Choosing a backwater over bottled water

The first time I went biking in Italy with my friend Greg Levendusky, he handed me a reusable plastic water bottle and off we went. I had a few Euros with me, expecting we would stop somewhere along the way to buy more water or Gatorade.
We never did — not because we didn’t need more water and not because we didn’t pass through four different Tuscan hill towns that sold water on our journey. Instead, we refilled our bottles at a wall spigot surrounded by stone lions in a village called Petroio. It wouldn’t have crossed Levendusky’s mind to buy brand name water in a bottle. It isn’t simply his annoyance at the way water has been branded and bottled, or the environmental impact of bottling and shipping those millions and millions of gallons. It’s his concern with chemicals that might leach from the bottle lining into the water.
Sometimes I think Levendusky, along with his wife, Pam Powers, are among the most brilliant people I know. My wife went to college with Pam, and I’ve known them for decades. In 2001, they moved to Italy with their young son, though they spoke only a little more Italian than I do — and my Italian pretty much consists of the flavors of gelato and how to ask for a bathroom. But their move has worked out rather nicely.
In addition to not drinking branded and bottled water, their family steers clear of aspartame, microwave ovens, and most chemical food additives they can’t pronounce. And it is important to note that they have been avoiding aspartame, microwave ovens and bottled water for years — in the case of bottled water, for instance, well before the current anti-bottled water backlash and new books such as Elizabeth Royte’s, “Bottlemania: How Water Went on Sale and Why We Bought It.” They worry about toxins in their environment and the ecological ramifications of how they live.
They reside in a town that I have always viewed as a sort of a Tuscan version of Lincoln, the Vermont village in which I live. It’s small, people tend to know most of their neighbors, and they have an annual joust.
Lincoln doesn’t have a joust, at least not yet, but we do have two parades a year. One of those parades might last almost as long as a television commercial. And we are only a few miles from Bristol, which will have its annual outhouse races on the 4th of July, this coming Friday morning. An outhouse race is a lot like a joust in that talented athletes move at great speeds. The big difference is that instead of riding a regal steed, the outhouse athlete is pulling a homemade one-holer on wheels.
In any case, sometimes I think of Greg and Pam when I am biking here in Vermont and I buy a bottle of water at a convenience store along the route.
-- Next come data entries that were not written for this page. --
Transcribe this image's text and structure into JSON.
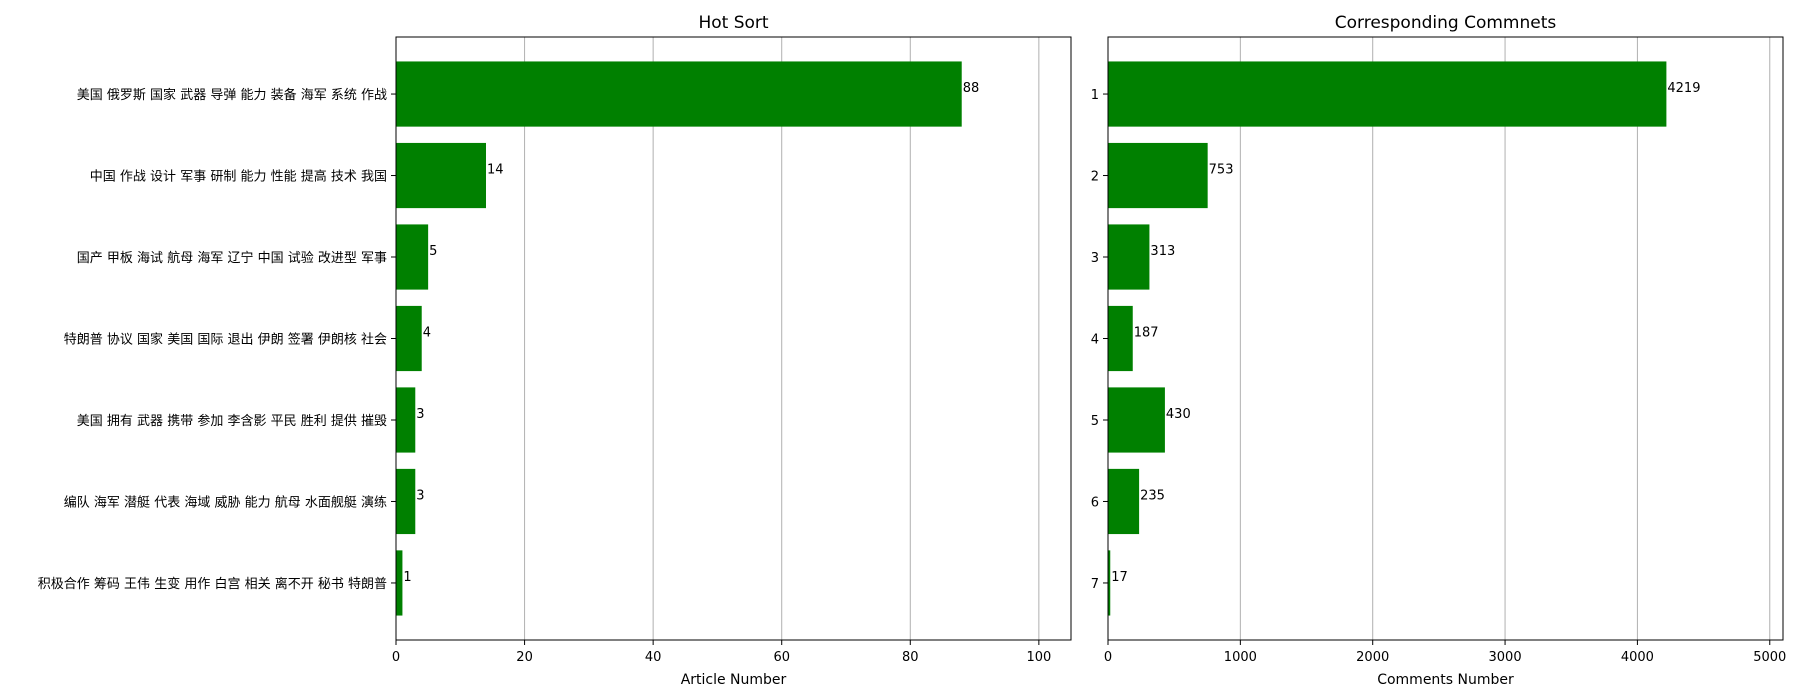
{
  "chart_data": [
    {
      "type": "bar",
      "orientation": "horizontal",
      "title": "Hot Sort",
      "xlabel": "Article Number",
      "ylabel": "",
      "categories": [
        "美国 俄罗斯 国家 武器 导弹 能力 装备 海军 系统 作战",
        "中国 作战 设计 军事 研制 能力 性能 提高 技术 我国",
        "国产 甲板 海试 航母 海军 辽宁 中国 试验 改进型 军事",
        "特朗普 协议 国家 美国 国际 退出 伊朗 签署 伊朗核 社会",
        "美国 拥有 武器 携带 参加 李含影 平民 胜利 提供 摧毁",
        "编队 海军 潜艇 代表 海域 威胁 能力 航母 水面舰艇 演练",
        "积极合作 筹码 王伟 生变 用作 白宫 相关 离不开 秘书 特朗普"
      ],
      "values": [
        88,
        14,
        5,
        4,
        3,
        3,
        1
      ],
      "value_labels": [
        "88",
        "14",
        "5",
        "4",
        "3",
        "3",
        "1"
      ],
      "xlim": [
        0,
        105
      ],
      "xticks": [
        "0",
        "20",
        "40",
        "60",
        "80",
        "100"
      ],
      "xtick_values": [
        0,
        20,
        40,
        60,
        80,
        100
      ],
      "grid": "x",
      "bar_color": "#008000"
    },
    {
      "type": "bar",
      "orientation": "horizontal",
      "title": "Corresponding Commnets",
      "xlabel": "Comments Number",
      "ylabel": "",
      "categories": [
        "1",
        "2",
        "3",
        "4",
        "5",
        "6",
        "7"
      ],
      "values": [
        4219,
        753,
        313,
        187,
        430,
        235,
        17
      ],
      "value_labels": [
        "4219",
        "753",
        "313",
        "187",
        "430",
        "235",
        "17"
      ],
      "xlim": [
        0,
        5100
      ],
      "xticks": [
        "0",
        "1000",
        "2000",
        "3000",
        "4000",
        "5000"
      ],
      "xtick_values": [
        0,
        1000,
        2000,
        3000,
        4000,
        5000
      ],
      "grid": "x",
      "bar_color": "#008000"
    }
  ]
}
I think of them on occasion when I swill a diet soda with aspartame. And, yes, I recall their reluctance to own a microwave oven when I defrost some frozen berries at my house and the microwave emits its small ding — a chirp that is eerily reminiscent of a child’s bicycle bell.
Their village is, in their opinion, the Tuscan boondocks, the town that time and tourists forgot and the Internet never quite found. And yet there is something profoundly forward-looking there. Lincoln, too. I have neighbors here who are a lot like Greg and Pam: They grow lots of their own food, they avoid bottled water, and they worry about the size and weight of their carbon footprint.
Sometimes we look toward the big cities to see the trends, and often that’s where they begin. Body piercing, for instance. But sometimes the trends that matter most begin in the hills: Small worlds that are not so much backwaters as they are waterfalls of fresh thinking.
After all, just try and find a spigot with seraphim and nymphs on a big city street when you want to refill an empty water bottle.
(This column originally ran in the Burlington Free Press on June 29, 2008.)

Chris Bohjalian

Chris Bohjalian is the author of nineteen books, including his forthcoming novel, The Sleepwalker. His other novels include the New York Times bestsellers Midwives, The Sandcastle Girls, The Guest Room, and The Double Bind.

One thought on “Choosing a backwater over bottled water

  1. CA says:

    Following up from your latest blog entry (June 2008), you may find the following video interesting on regarding the Great Pacific Garbage Patch. We need a lot more forward-thinking people in both small and large “backwaters” to help change the toxic soup our ocean has become.
    On another note, as an avid cyclist and fledgling writer, thank you for your great work. Really enjoying The Double Bind.